Hydrothermal carbonization of waste Rosa roxburghii Tratt pomace into solid fuel: mechanisms, combustion characteristics and thermodynamic studies

Rosa roxburghii Tratt (RRT) pomace, a major byproduct of juice processing, exhibits a high specific surface area and roughness, demonstrating significant potential for biomass energy production. Improper disposal may lead to environmental pollution and resource waste; thus, high-value utilization offers both economic and environmental benefits. This study employed hydrothermal carbonization (HTC) to convert RRT pomace into highly stable biomass fuel, aiming to elucidate the reaction mechanism and identify the optimal process conditions. Proximate and ultimate analyses revealed that, with increasing temperature and duration, the hydrochar yield and volatile matter content decreased, while the fixed carbon content and calorific value significantly increased, exhibiting coal-like characteristics. Structural evolution analysis revealed that deoxygenation and aromatization played dominant roles, with an increase in tetra-substituted aromatic rings and a decrease in oxygen-containing functional groups, confirming the transformation of the carbon skeleton into a highly stable bituminous coal-like structure. Under the optimal condition of 225 ℃ for 6 h, the resulting hydrochar exhibited an elevated ignition temperature of 323.14 ℃, significantly improved storage safety, a 25.24 % reduction in average activation energy, and a negative entropy change, indicating enhanced system ordering and reduced reaction energy barriers.
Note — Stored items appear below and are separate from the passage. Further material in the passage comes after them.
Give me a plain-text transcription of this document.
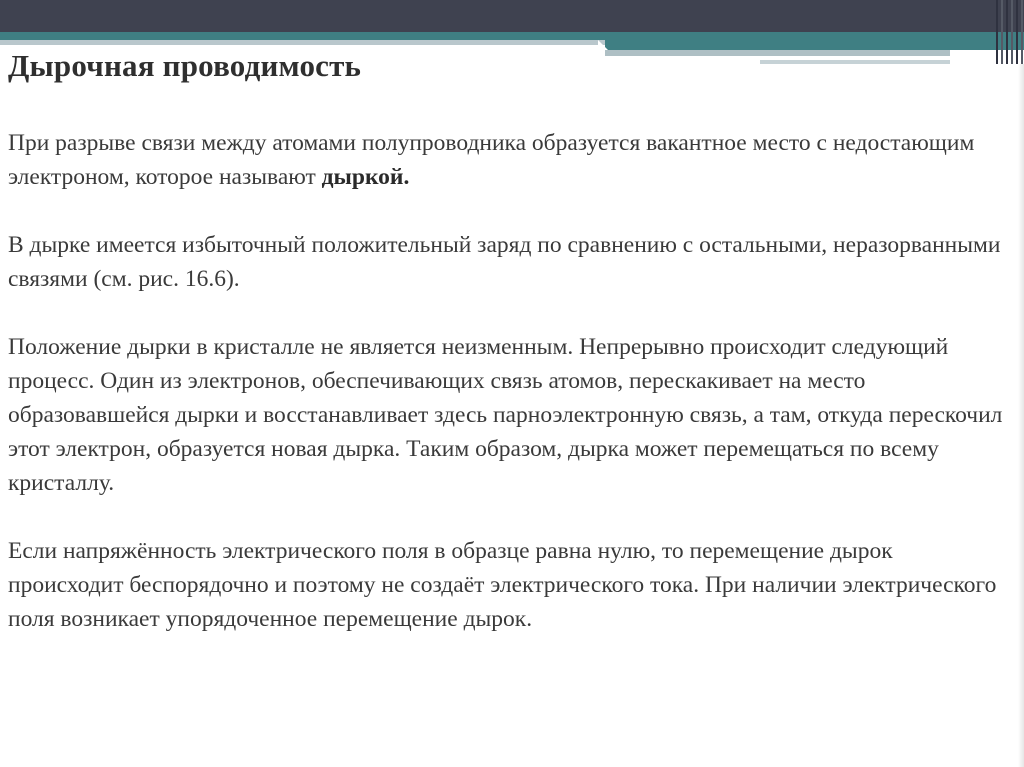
Дырочная проводимость

При разрыве связи между атомами полупроводника образуется вакантное место с недостающим электроном, которое называют дыркой.

В дырке имеется избыточный положительный заряд по сравнению с остальными, неразорванными связями (см. рис. 16.6).

Положение дырки в кристалле не является неизменным. Непрерывно происходит следующий процесс. Один из электронов, обеспечивающих связь атомов, перескакивает на место образовавшейся дырки и восстанавливает здесь парноэлектронную связь, а там, откуда перескочил этот электрон, образуется новая дырка. Таким образом, дырка может перемещаться по всему кристаллу.

Если напряжённость электрического поля в образце равна нулю, то перемещение дырок происходит беспорядочно и поэтому не создаёт электрического тока. При наличии электрического поля возникает упорядоченное перемещение дырок.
Mechanistic studies indicated that the HTC process involved three stages: hydrolysis-dehydration, condensation-aromatization, and carbonization, with 225 ℃ identified as the threshold temperature that balances carbon enrichment and ash suppression. This study offers a theoretical foundation for high-value utilization of RRT pomace, thereby contributing to the resource recovery of agricultural waste and the development of clean energy.